Taking place on the eve of INTERPOL’s centenary, the conference opened with INTERPOL President Ahmed Naser Al-Raisi illustrating the economic and technological transformations that have re-shaped the world throughout INTERPOL’s 100 years of existence.

“In 1923, when the International Criminal Police Commission [as INTERPOL was then called] was created, radios had just been installed in police cars and cell phones, computers and the Internet were science fiction.

“Now, digital technologies are central to INTERPOL’s operations. A new era of cybercrime is challenging police and environmental crimes threaten the planet,” President Al-Raisi said.

Demonstrating the digital transformation of crime, an INTERPOL-led crackdown on online fraud that concluded last week saw more than 1,000 suspects arrested and approximately USD 130 million in illicit funds intercepted.

“The criminal landscape has grown increasingly complex, and so has the global law enforcement architecture,” said INTERPOL Secretary General Jürgen Stock as he addressed delegates.

With the emergence of new specialized agencies or regional police networks, the central role of NCBs and INTERPOL remains pivotal, added Secretary General Stock. “This is our shared duty: to connect the dots and link the different networks together.”

Crucial role of NCBs

The Heads of NCB meeting will see the INTERPOL General Secretariat present a range of forward-looking policing capabilities to support member countries. These include:

– Enriching the data shared through INSIGHT, an analytical platform powered by artificial intelligence;

– Upgrading INTERPOL’s International Child Sexual Exploitation (ICSE) database to speed up the process by which investigators identify victims in child exploitation material; and

– Streamlining case-related information management through Smart Case Messaging under the I-Core programme.

NCBs play a crucial role in ensuring that INTERPOL’s new policing tools are available to, and utilized by, national law enforcement agencies, including frontline officers. “Each NCB stands at the centre of a national galaxy of its own,” said Secretary General Stock.

Interoperability

The exchange of police data, central to INTERPOL’s work since the organization’s founding, is relied upon by law enforcement more than ever before.

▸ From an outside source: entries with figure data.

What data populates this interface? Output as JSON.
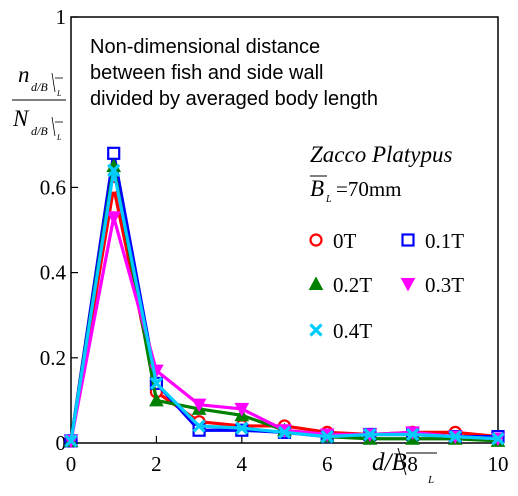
{
  "chart_data": {
    "type": "line",
    "x": [
      0,
      1,
      2,
      3,
      4,
      5,
      6,
      7,
      8,
      9,
      10
    ],
    "xlim": [
      0,
      10
    ],
    "ylim": [
      0,
      1
    ],
    "x_ticks": [
      "0",
      "2",
      "4",
      "6",
      "8",
      "10"
    ],
    "y_ticks": [
      "0",
      "0.2",
      "0.4",
      "0.6",
      "1"
    ],
    "ylabel_num": {
      "base": "n",
      "sub": "d/B",
      "sub2": "L"
    },
    "ylabel_den": {
      "base": "N",
      "sub": "d/B",
      "sub2": "L"
    },
    "xlabel": {
      "base": "d/B",
      "sub": "L"
    },
    "annotation_lines": [
      "Non-dimensional distance",
      "between fish and side wall",
      "divided by averaged body length"
    ],
    "species": "Zacco Platypus",
    "body_length": {
      "symbol": "B",
      "sub": "L",
      "value": "=70mm"
    },
    "grid": false,
    "legend_position": "right",
    "series": [
      {
        "name": "0T",
        "color": "#ff0000",
        "marker": "circle",
        "values": [
          0.005,
          0.6,
          0.12,
          0.05,
          0.04,
          0.04,
          0.025,
          0.02,
          0.025,
          0.025,
          0.015
        ]
      },
      {
        "name": "0.1T",
        "color": "#0000ff",
        "marker": "square",
        "values": [
          0.005,
          0.68,
          0.14,
          0.03,
          0.03,
          0.025,
          0.015,
          0.02,
          0.02,
          0.015,
          0.015
        ]
      },
      {
        "name": "0.2T",
        "color": "#008000",
        "marker": "triangle-up",
        "values": [
          0.005,
          0.65,
          0.1,
          0.08,
          0.065,
          0.03,
          0.015,
          0.01,
          0.01,
          0.01,
          0.005
        ]
      },
      {
        "name": "0.3T",
        "color": "#ff00ff",
        "marker": "triangle-down",
        "values": [
          0.005,
          0.53,
          0.17,
          0.09,
          0.08,
          0.03,
          0.02,
          0.02,
          0.025,
          0.015,
          0.01
        ]
      },
      {
        "name": "0.4T",
        "color": "#00ccff",
        "marker": "x",
        "values": [
          0.005,
          0.64,
          0.14,
          0.04,
          0.035,
          0.025,
          0.015,
          0.02,
          0.02,
          0.015,
          0.01
        ]
      }
    ]
  }
}
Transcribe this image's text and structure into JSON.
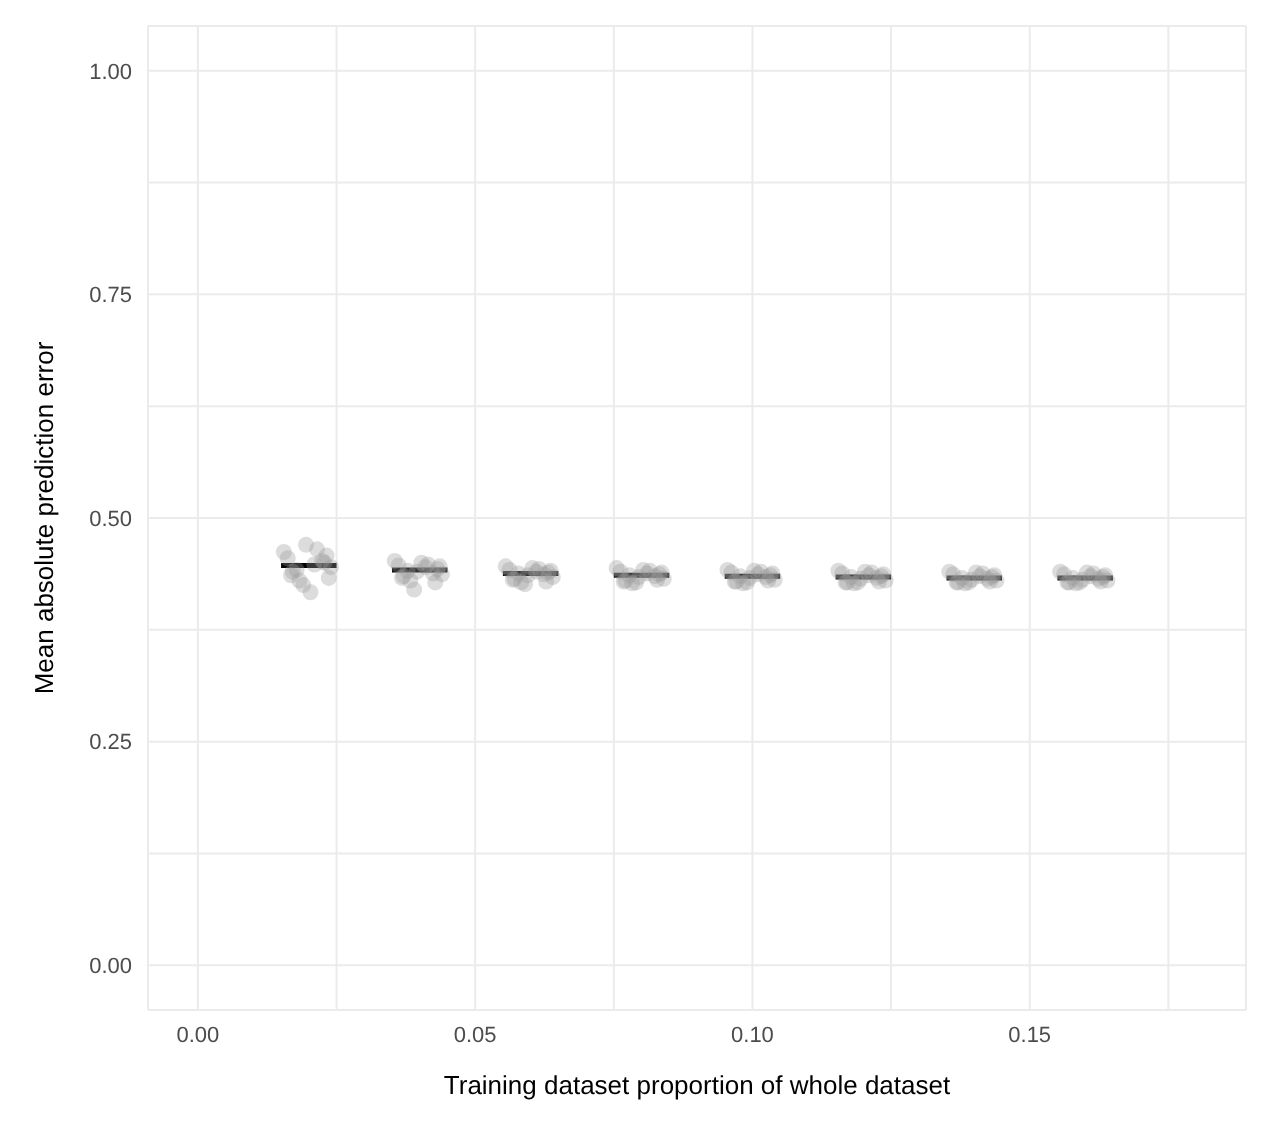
{
  "chart_data": {
    "type": "scatter",
    "xlabel": "Training dataset proportion of whole dataset",
    "ylabel": "Mean absolute prediction error",
    "xlim": [
      -0.009,
      0.189
    ],
    "xticks": [
      {
        "value": 0,
        "label": "0.00"
      },
      {
        "value": 0.025,
        "label": null
      },
      {
        "value": 0.05,
        "label": "0.05"
      },
      {
        "value": 0.075,
        "label": null
      },
      {
        "value": 0.1,
        "label": "0.10"
      },
      {
        "value": 0.125,
        "label": null
      },
      {
        "value": 0.15,
        "label": "0.15"
      },
      {
        "value": 0.175,
        "label": null
      }
    ],
    "ylim": [
      -0.05,
      1.05
    ],
    "yticks": [
      {
        "value": 0,
        "label": "0.00"
      },
      {
        "value": 0.125,
        "label": null
      },
      {
        "value": 0.25,
        "label": "0.25"
      },
      {
        "value": 0.375,
        "label": null
      },
      {
        "value": 0.5,
        "label": "0.50"
      },
      {
        "value": 0.625,
        "label": null
      },
      {
        "value": 0.75,
        "label": "0.75"
      },
      {
        "value": 0.875,
        "label": null
      },
      {
        "value": 1,
        "label": "1.00"
      }
    ],
    "grid": true,
    "marker": "circle",
    "series": [
      {
        "color": "#9a9a9a",
        "x": [
          0.0155,
          0.0162,
          0.0195,
          0.0171,
          0.0183,
          0.021,
          0.0224,
          0.019,
          0.0203,
          0.0232,
          0.024,
          0.0168,
          0.0215,
          0.0178,
          0.0228,
          0.0236,
          0.0355,
          0.0362,
          0.0395,
          0.0371,
          0.0383,
          0.041,
          0.0424,
          0.039,
          0.0403,
          0.0432,
          0.044,
          0.0368,
          0.0415,
          0.0378,
          0.0428,
          0.0436,
          0.0555,
          0.0562,
          0.0595,
          0.0571,
          0.0583,
          0.061,
          0.0624,
          0.059,
          0.0603,
          0.0632,
          0.064,
          0.0568,
          0.0615,
          0.0578,
          0.0628,
          0.0636,
          0.0755,
          0.0762,
          0.0795,
          0.0771,
          0.0783,
          0.081,
          0.0824,
          0.079,
          0.0803,
          0.0832,
          0.084,
          0.0768,
          0.0815,
          0.0778,
          0.0828,
          0.0836,
          0.0955,
          0.0962,
          0.0995,
          0.0971,
          0.0983,
          0.101,
          0.1024,
          0.099,
          0.1003,
          0.1032,
          0.104,
          0.0968,
          0.1015,
          0.0978,
          0.1028,
          0.1036,
          0.1155,
          0.1162,
          0.1195,
          0.1171,
          0.1183,
          0.121,
          0.1224,
          0.119,
          0.1203,
          0.1232,
          0.124,
          0.1168,
          0.1215,
          0.1178,
          0.1228,
          0.1236,
          0.1355,
          0.1362,
          0.1395,
          0.1371,
          0.1383,
          0.141,
          0.1424,
          0.139,
          0.1403,
          0.1432,
          0.144,
          0.1368,
          0.1415,
          0.1378,
          0.1428,
          0.1436,
          0.1555,
          0.1562,
          0.1595,
          0.1571,
          0.1583,
          0.161,
          0.1624,
          0.159,
          0.1603,
          0.1632,
          0.164,
          0.1568,
          0.1615,
          0.1578,
          0.1628,
          0.1636
        ],
        "values": [
          0.462,
          0.455,
          0.47,
          0.44,
          0.43,
          0.448,
          0.452,
          0.425,
          0.417,
          0.458,
          0.445,
          0.436,
          0.465,
          0.442,
          0.45,
          0.433,
          0.452,
          0.447,
          0.44,
          0.435,
          0.43,
          0.445,
          0.438,
          0.42,
          0.45,
          0.443,
          0.437,
          0.433,
          0.448,
          0.441,
          0.428,
          0.446,
          0.446,
          0.442,
          0.436,
          0.432,
          0.428,
          0.44,
          0.437,
          0.426,
          0.444,
          0.439,
          0.434,
          0.431,
          0.443,
          0.438,
          0.429,
          0.441,
          0.444,
          0.44,
          0.434,
          0.43,
          0.427,
          0.438,
          0.435,
          0.428,
          0.442,
          0.437,
          0.432,
          0.429,
          0.441,
          0.436,
          0.431,
          0.439,
          0.442,
          0.439,
          0.433,
          0.429,
          0.427,
          0.437,
          0.434,
          0.428,
          0.441,
          0.436,
          0.431,
          0.429,
          0.44,
          0.435,
          0.43,
          0.438,
          0.441,
          0.438,
          0.432,
          0.428,
          0.427,
          0.436,
          0.433,
          0.428,
          0.44,
          0.435,
          0.43,
          0.428,
          0.439,
          0.434,
          0.429,
          0.437,
          0.44,
          0.437,
          0.431,
          0.428,
          0.427,
          0.435,
          0.432,
          0.428,
          0.439,
          0.434,
          0.43,
          0.428,
          0.438,
          0.433,
          0.429,
          0.436,
          0.44,
          0.437,
          0.431,
          0.428,
          0.427,
          0.435,
          0.432,
          0.428,
          0.439,
          0.434,
          0.43,
          0.428,
          0.438,
          0.433,
          0.429,
          0.436
        ]
      },
      {
        "type": "line",
        "color": "#000000",
        "marker": "none",
        "x": [
          0.015,
          0.025,
          0.03,
          0.035,
          0.045,
          0.05,
          0.055,
          0.065,
          0.07,
          0.075,
          0.085,
          0.09,
          0.095,
          0.105,
          0.11,
          0.115,
          0.125,
          0.13,
          0.135,
          0.145,
          0.15,
          0.155,
          0.165
        ],
        "values": [
          0.447,
          0.447,
          null,
          0.442,
          0.442,
          null,
          0.438,
          0.438,
          null,
          0.436,
          0.436,
          null,
          0.435,
          0.435,
          null,
          0.434,
          0.434,
          null,
          0.433,
          0.433,
          null,
          0.433,
          0.433
        ]
      }
    ]
  }
}
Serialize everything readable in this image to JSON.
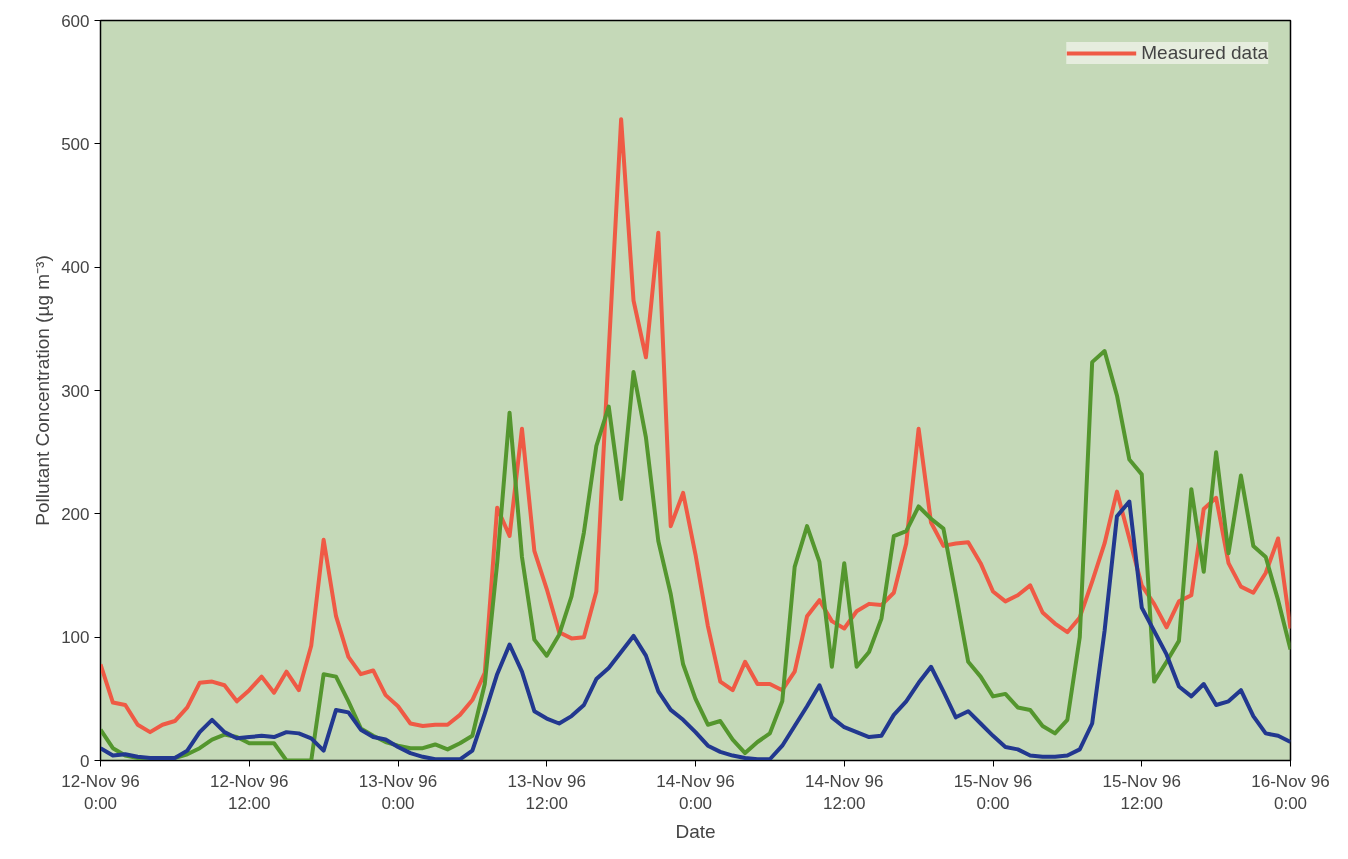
{
  "chart_data": {
    "type": "line",
    "xlabel": "Date",
    "ylabel": "Pollutant Concentration (µg m⁻³)",
    "x": [
      "1996-11-12T00:00",
      "1996-11-12T01:00",
      "1996-11-12T02:00",
      "1996-11-12T03:00",
      "1996-11-12T04:00",
      "1996-11-12T05:00",
      "1996-11-12T06:00",
      "1996-11-12T07:00",
      "1996-11-12T08:00",
      "1996-11-12T09:00",
      "1996-11-12T10:00",
      "1996-11-12T11:00",
      "1996-11-12T12:00",
      "1996-11-12T13:00",
      "1996-11-12T14:00",
      "1996-11-12T15:00",
      "1996-11-12T16:00",
      "1996-11-12T17:00",
      "1996-11-12T18:00",
      "1996-11-12T19:00",
      "1996-11-12T20:00",
      "1996-11-12T21:00",
      "1996-11-12T22:00",
      "1996-11-12T23:00",
      "1996-11-13T00:00",
      "1996-11-13T01:00",
      "1996-11-13T02:00",
      "1996-11-13T03:00",
      "1996-11-13T04:00",
      "1996-11-13T05:00",
      "1996-11-13T06:00",
      "1996-11-13T07:00",
      "1996-11-13T08:00",
      "1996-11-13T09:00",
      "1996-11-13T10:00",
      "1996-11-13T11:00",
      "1996-11-13T12:00",
      "1996-11-13T13:00",
      "1996-11-13T14:00",
      "1996-11-13T15:00",
      "1996-11-13T16:00",
      "1996-11-13T17:00",
      "1996-11-13T18:00",
      "1996-11-13T19:00",
      "1996-11-13T20:00",
      "1996-11-13T21:00",
      "1996-11-13T22:00",
      "1996-11-13T23:00",
      "1996-11-14T00:00",
      "1996-11-14T01:00",
      "1996-11-14T02:00",
      "1996-11-14T03:00",
      "1996-11-14T04:00",
      "1996-11-14T05:00",
      "1996-11-14T06:00",
      "1996-11-14T07:00",
      "1996-11-14T08:00",
      "1996-11-14T09:00",
      "1996-11-14T10:00",
      "1996-11-14T11:00",
      "1996-11-14T12:00",
      "1996-11-14T13:00",
      "1996-11-14T14:00",
      "1996-11-14T15:00",
      "1996-11-14T16:00",
      "1996-11-14T17:00",
      "1996-11-14T18:00",
      "1996-11-14T19:00",
      "1996-11-14T20:00",
      "1996-11-14T21:00",
      "1996-11-14T22:00",
      "1996-11-14T23:00",
      "1996-11-15T00:00",
      "1996-11-15T01:00",
      "1996-11-15T02:00",
      "1996-11-15T03:00",
      "1996-11-15T04:00",
      "1996-11-15T05:00",
      "1996-11-15T06:00",
      "1996-11-15T07:00",
      "1996-11-15T08:00",
      "1996-11-15T09:00",
      "1996-11-15T10:00",
      "1996-11-15T11:00",
      "1996-11-15T12:00",
      "1996-11-15T13:00",
      "1996-11-15T14:00",
      "1996-11-15T15:00",
      "1996-11-15T16:00",
      "1996-11-15T17:00",
      "1996-11-15T18:00",
      "1996-11-15T19:00",
      "1996-11-15T20:00",
      "1996-11-15T21:00",
      "1996-11-15T22:00",
      "1996-11-15T23:00",
      "1996-11-16T00:00"
    ],
    "xlim": [
      "1996-11-12T00:00",
      "1996-11-16T00:00"
    ],
    "ylim": [
      0,
      600
    ],
    "xticks": [
      {
        "value": "1996-11-12T00:00",
        "label": "12-Nov 96\n0:00"
      },
      {
        "value": "1996-11-12T12:00",
        "label": "12-Nov 96\n12:00"
      },
      {
        "value": "1996-11-13T00:00",
        "label": "13-Nov 96\n0:00"
      },
      {
        "value": "1996-11-13T12:00",
        "label": "13-Nov 96\n12:00"
      },
      {
        "value": "1996-11-14T00:00",
        "label": "14-Nov 96\n0:00"
      },
      {
        "value": "1996-11-14T12:00",
        "label": "14-Nov 96\n12:00"
      },
      {
        "value": "1996-11-15T00:00",
        "label": "15-Nov 96\n0:00"
      },
      {
        "value": "1996-11-15T12:00",
        "label": "15-Nov 96\n12:00"
      },
      {
        "value": "1996-11-16T00:00",
        "label": "16-Nov 96\n0:00"
      }
    ],
    "yticks": [
      0,
      100,
      200,
      300,
      400,
      500,
      600
    ],
    "grid": false,
    "legend": "top right",
    "line_style": "solid",
    "series": [
      {
        "name": "Measured data",
        "color": "#ef5a45",
        "values": [
          78,
          47,
          45,
          29,
          23,
          29,
          32,
          43,
          63,
          64,
          61,
          48,
          57,
          68,
          55,
          72,
          57,
          93,
          179,
          117,
          84,
          70,
          73,
          53,
          44,
          30,
          28,
          29,
          29,
          37,
          49,
          71,
          205,
          182,
          269,
          170,
          139,
          104,
          99,
          100,
          137,
          332,
          520,
          373,
          327,
          428,
          190,
          217,
          167,
          109,
          64,
          57,
          80,
          62,
          62,
          57,
          72,
          117,
          130,
          113,
          107,
          121,
          127,
          126,
          136,
          176,
          269,
          193,
          174,
          176,
          177,
          160,
          137,
          129,
          134,
          142,
          120,
          111,
          104,
          116,
          145,
          176,
          218,
          180,
          142,
          127,
          108,
          129,
          134,
          204,
          213,
          160,
          141,
          136,
          152,
          180,
          107
        ]
      },
      {
        "color": "#54962e",
        "values": [
          25,
          10,
          4,
          2,
          1,
          1,
          2,
          5,
          10,
          17,
          21,
          19,
          14,
          14,
          14,
          0,
          0,
          0,
          70,
          68,
          48,
          26,
          20,
          15,
          12,
          10,
          10,
          13,
          9,
          14,
          20,
          62,
          160,
          282,
          165,
          98,
          85,
          102,
          133,
          185,
          255,
          287,
          212,
          315,
          262,
          178,
          135,
          78,
          50,
          29,
          32,
          17,
          6,
          15,
          22,
          48,
          157,
          190,
          161,
          76,
          160,
          76,
          88,
          115,
          182,
          186,
          206,
          196,
          188,
          135,
          80,
          68,
          52,
          54,
          43,
          41,
          28,
          22,
          33,
          100,
          323,
          332,
          296,
          244,
          232,
          64,
          80,
          97,
          220,
          153,
          250,
          168,
          231,
          174,
          165,
          130,
          90
        ]
      },
      {
        "color": "#22388f",
        "values": [
          10,
          4,
          5,
          3,
          2,
          2,
          2,
          8,
          23,
          33,
          23,
          18,
          19,
          20,
          19,
          23,
          22,
          18,
          8,
          41,
          39,
          25,
          19,
          17,
          11,
          6,
          3,
          1,
          1,
          1,
          8,
          38,
          70,
          94,
          72,
          40,
          34,
          30,
          36,
          45,
          66,
          75,
          88,
          101,
          85,
          56,
          41,
          33,
          23,
          12,
          7,
          4,
          2,
          1,
          1,
          12,
          28,
          44,
          61,
          35,
          27,
          23,
          19,
          20,
          37,
          48,
          63,
          76,
          56,
          35,
          40,
          30,
          20,
          11,
          9,
          4,
          3,
          3,
          4,
          9,
          30,
          105,
          198,
          210,
          124,
          105,
          86,
          60,
          52,
          62,
          45,
          48,
          57,
          36,
          22,
          20,
          15
        ]
      }
    ]
  }
}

Police search INTERPOL databases more than 20 million times each day, which equates to around 250 searches per second.

A session on data-driven policing saw delegates make a collective pitch for greater interoperability of data, ensuring consistency of standards so that information in national or regional systems can also be shared through INTERPOL channels.

As police leaders at the Heads of NCB meeting noted during the session, more data does not always mean better policing, especially when initiatives overlap with or duplicate existing systems.

Reflecting on the next 100 years of INTERPOL’s existence, Secretary General Stock concluded: “The answer to a new century of criminal threats is not in creating new systems or alternatives that will need to be field-tested.

“It is about doing what we know works in real policing life – and doing so even better and faster than before.”